Onder invloed van de oecumenische beweging is het protestantisme tot een grotere geestelijke eenheid gegroeid. Toen de Wereldraad van Kerken in 1948 werd opgericht, traden vooral protestantse kerken toe. In de onderlinge contacten bleken vroegere confessionele tegenstellingen voor velen hun actualiteit verloren te hebben. De verhouding tot de Rooms-Katholieke Kerk werd in vele gevallen niet langer bepaald door de controverse. De rechtervleugel van het protestantisme wijst echter elke vorm van verandering af, uit vrees voor verlies van eigen identiteit.

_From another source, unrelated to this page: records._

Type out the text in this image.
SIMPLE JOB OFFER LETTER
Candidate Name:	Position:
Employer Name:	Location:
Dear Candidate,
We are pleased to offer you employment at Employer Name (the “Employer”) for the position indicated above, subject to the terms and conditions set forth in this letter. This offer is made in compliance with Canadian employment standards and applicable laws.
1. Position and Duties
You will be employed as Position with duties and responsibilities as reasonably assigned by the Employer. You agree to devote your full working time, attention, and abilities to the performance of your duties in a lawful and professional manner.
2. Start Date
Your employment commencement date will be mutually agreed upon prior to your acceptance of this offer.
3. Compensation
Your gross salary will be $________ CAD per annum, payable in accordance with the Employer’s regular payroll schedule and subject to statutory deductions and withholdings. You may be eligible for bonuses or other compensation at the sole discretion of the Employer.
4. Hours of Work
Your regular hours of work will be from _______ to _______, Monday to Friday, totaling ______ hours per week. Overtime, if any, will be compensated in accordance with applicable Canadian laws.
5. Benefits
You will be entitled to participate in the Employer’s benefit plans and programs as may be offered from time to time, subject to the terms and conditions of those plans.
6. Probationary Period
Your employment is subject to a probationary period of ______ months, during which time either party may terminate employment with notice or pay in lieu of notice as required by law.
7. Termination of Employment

Het Ned. protestantisme manifesteert zich steeds weer als een eenheid: recente verschillen hebben aan betekenis verloren.

Dit geldt m.n. voor de kerken die lid zijn van de Raad van Kerken. In België kwam het in 1978 tot de Verenigde Protestantse Kerk van België.

LITT. W.H.van de Pol, Karakteristiek van het reformatorisch christendom (1952); W.Werner, Der protest. Weg des Glaubes (2 dln. 1954); W. H.van de Pol, Het wereld-protestantisme (1956); R. Mehl, Traité de sociologie du protestantisme (1965); E.Pichal, De gesch. van het protestantisme in Vlaanderen (1975).